Au-delà de la pertinence (ou pas) de ces idées, le plus frappant dans ces deux actualités juxtaposées était cette douche écossaise : le gouvernement qui décide à la fois d'augmenter les impôts et de les baisser.

En cela, le gouvernement n'est ni de gauche, ni de droite, mais désespérément français. Cette manière de faire est la maladie de la politique fiscale française, une maladie fondamentale et très profondément ancrée, tellement ancrée qu'on l'oublie.

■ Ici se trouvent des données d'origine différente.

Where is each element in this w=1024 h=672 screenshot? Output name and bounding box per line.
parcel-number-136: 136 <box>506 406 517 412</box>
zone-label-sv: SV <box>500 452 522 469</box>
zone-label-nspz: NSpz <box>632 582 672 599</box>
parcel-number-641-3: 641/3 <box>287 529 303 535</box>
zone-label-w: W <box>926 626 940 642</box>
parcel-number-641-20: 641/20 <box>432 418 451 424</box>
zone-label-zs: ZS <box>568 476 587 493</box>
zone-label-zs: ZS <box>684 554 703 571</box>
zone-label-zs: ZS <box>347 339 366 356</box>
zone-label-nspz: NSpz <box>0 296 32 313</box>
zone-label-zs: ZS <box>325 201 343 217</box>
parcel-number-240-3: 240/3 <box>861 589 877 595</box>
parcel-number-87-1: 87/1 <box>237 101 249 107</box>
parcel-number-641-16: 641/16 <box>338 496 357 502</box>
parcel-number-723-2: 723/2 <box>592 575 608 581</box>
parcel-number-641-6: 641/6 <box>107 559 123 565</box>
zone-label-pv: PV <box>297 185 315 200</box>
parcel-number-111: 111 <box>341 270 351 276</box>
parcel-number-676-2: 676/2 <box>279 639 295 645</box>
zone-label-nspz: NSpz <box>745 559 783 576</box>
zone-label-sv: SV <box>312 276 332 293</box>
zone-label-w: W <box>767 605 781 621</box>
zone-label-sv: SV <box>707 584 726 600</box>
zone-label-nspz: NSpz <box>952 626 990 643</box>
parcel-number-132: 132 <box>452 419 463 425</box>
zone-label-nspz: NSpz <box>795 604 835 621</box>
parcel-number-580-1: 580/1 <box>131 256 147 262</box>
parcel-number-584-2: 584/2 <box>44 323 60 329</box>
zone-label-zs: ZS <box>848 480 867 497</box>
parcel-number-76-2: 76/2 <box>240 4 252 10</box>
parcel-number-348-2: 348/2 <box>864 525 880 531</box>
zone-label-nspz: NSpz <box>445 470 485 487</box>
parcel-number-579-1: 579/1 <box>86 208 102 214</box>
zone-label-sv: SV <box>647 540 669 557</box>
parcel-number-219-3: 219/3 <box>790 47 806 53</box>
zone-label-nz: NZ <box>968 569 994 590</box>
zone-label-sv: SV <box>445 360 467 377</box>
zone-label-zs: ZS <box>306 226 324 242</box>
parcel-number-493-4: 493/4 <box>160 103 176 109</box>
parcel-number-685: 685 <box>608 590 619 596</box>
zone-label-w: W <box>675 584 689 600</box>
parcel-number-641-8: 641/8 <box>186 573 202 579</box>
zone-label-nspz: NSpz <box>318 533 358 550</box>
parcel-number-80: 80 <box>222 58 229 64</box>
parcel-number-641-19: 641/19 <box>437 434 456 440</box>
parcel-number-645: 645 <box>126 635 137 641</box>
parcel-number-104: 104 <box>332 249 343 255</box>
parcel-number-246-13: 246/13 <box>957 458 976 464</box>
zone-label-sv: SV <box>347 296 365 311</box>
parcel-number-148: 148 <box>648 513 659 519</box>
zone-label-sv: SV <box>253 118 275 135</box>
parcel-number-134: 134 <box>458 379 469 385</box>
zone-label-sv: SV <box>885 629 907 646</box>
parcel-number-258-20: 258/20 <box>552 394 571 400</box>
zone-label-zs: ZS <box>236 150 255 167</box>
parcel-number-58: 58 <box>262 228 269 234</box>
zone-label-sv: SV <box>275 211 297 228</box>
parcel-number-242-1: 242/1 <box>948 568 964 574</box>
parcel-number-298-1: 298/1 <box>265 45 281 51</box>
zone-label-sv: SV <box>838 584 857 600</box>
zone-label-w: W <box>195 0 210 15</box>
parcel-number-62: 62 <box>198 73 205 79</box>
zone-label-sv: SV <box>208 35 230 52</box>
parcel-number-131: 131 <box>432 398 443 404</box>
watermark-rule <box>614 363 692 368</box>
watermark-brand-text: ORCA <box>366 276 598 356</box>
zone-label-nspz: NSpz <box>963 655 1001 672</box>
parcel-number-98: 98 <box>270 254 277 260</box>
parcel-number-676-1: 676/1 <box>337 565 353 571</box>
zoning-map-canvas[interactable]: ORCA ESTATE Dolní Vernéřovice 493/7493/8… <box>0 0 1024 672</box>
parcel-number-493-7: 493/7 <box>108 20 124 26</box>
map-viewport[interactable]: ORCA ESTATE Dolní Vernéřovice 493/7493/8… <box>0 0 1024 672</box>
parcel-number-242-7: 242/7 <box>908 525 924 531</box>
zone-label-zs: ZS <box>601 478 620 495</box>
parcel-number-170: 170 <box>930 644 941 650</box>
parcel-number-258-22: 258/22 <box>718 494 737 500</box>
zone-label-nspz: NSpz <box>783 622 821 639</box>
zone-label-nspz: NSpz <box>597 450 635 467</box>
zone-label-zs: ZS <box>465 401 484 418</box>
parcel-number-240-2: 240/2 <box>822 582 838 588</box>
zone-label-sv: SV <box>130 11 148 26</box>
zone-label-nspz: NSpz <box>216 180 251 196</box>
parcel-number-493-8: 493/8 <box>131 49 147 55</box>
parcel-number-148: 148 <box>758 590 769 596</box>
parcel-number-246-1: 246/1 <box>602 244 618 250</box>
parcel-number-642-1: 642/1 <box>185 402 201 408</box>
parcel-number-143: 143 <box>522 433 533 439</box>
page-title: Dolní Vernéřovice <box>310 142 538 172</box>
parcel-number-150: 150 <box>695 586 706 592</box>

Quand on critique la fiscalité française, on entend souvent deux refrains : que les impôts sont trop élevés, et qu'il y a trop de niches fiscales. Ces refrains semblent contradictoires : s'il y a trop de niches fiscales, c'est que les gens ne payent pas assez d'impôts, non ? Mais en réalité, elles sont les deux faces de la même pièce.

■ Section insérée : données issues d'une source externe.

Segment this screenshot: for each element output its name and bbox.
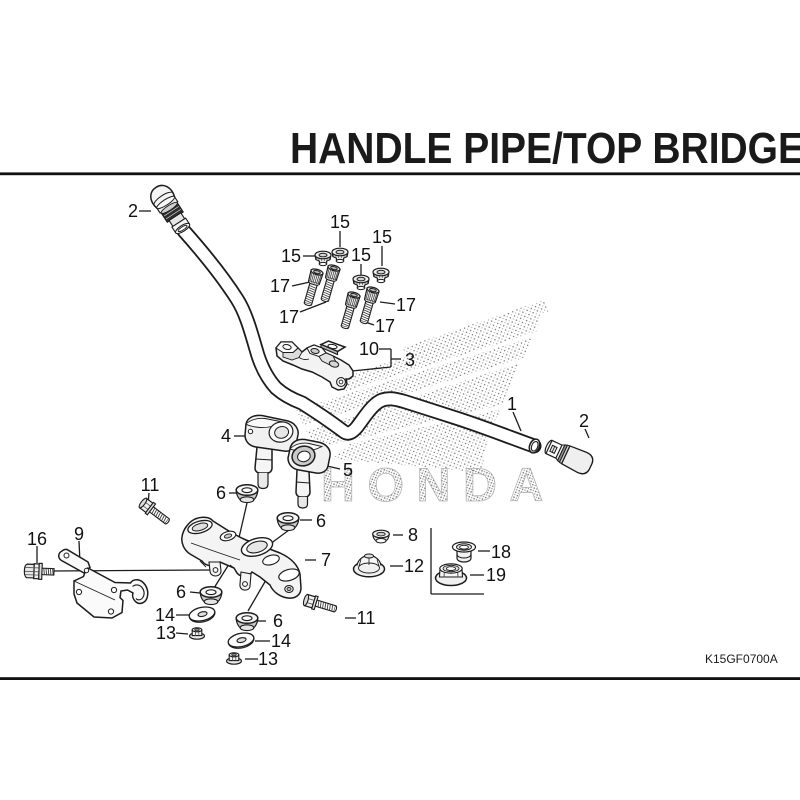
svg-text:14: 14 <box>271 631 291 651</box>
svg-text:6: 6 <box>316 511 326 531</box>
svg-text:6: 6 <box>273 611 283 631</box>
svg-text:19: 19 <box>486 565 506 585</box>
svg-text:HANDLE PIPE/TOP BRIDGE: HANDLE PIPE/TOP BRIDGE <box>290 124 800 173</box>
svg-text:13: 13 <box>258 649 278 669</box>
svg-text:1: 1 <box>507 394 517 414</box>
svg-text:17: 17 <box>375 316 395 336</box>
svg-text:HONDA: HONDA <box>321 458 556 511</box>
svg-text:15: 15 <box>281 246 301 266</box>
svg-text:17: 17 <box>270 276 290 296</box>
svg-text:15: 15 <box>372 227 392 247</box>
svg-text:8: 8 <box>408 525 418 545</box>
svg-text:4: 4 <box>221 426 231 446</box>
svg-text:15: 15 <box>330 212 350 232</box>
svg-text:K15GF0700A: K15GF0700A <box>705 652 778 666</box>
svg-text:17: 17 <box>396 295 416 315</box>
svg-text:2: 2 <box>128 201 138 221</box>
svg-text:11: 11 <box>357 608 376 628</box>
svg-text:5: 5 <box>343 460 353 480</box>
svg-text:14: 14 <box>155 605 175 625</box>
svg-text:16: 16 <box>27 529 47 549</box>
svg-text:17: 17 <box>279 307 299 327</box>
svg-text:3: 3 <box>405 350 415 370</box>
svg-text:15: 15 <box>351 245 371 265</box>
svg-text:12: 12 <box>404 556 424 576</box>
svg-text:6: 6 <box>216 483 226 503</box>
svg-text:11: 11 <box>141 475 160 495</box>
svg-text:2: 2 <box>579 411 589 431</box>
svg-text:7: 7 <box>321 550 331 570</box>
svg-text:10: 10 <box>359 339 379 359</box>
svg-text:6: 6 <box>176 582 186 602</box>
svg-text:13: 13 <box>156 623 176 643</box>
svg-text:9: 9 <box>74 524 84 544</box>
svg-text:18: 18 <box>491 542 511 562</box>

Pourquoi ? Le mécanisme est le suivant : plus on crée de niches fiscales, plus on réduit l'assiette fiscale, et plus on réduit l'assiette fiscale plus on doit augmenter les taux pour compenser.

Et cet état de fait crée un cercle vicieux. Lorsque l'Etat a besoin d'argent, il essaye soit d'augmenter les taux, ce qui est très difficile puisqu'ils sont déjà très élevés, soit de raboter les niches, ce qui fait paniquer ceux qui en bénéficient, précisément parce que les taux qu'ils auraient à payer sans ces niches sont exorbitants, et résistent des quatre fers, bloquant la réforme.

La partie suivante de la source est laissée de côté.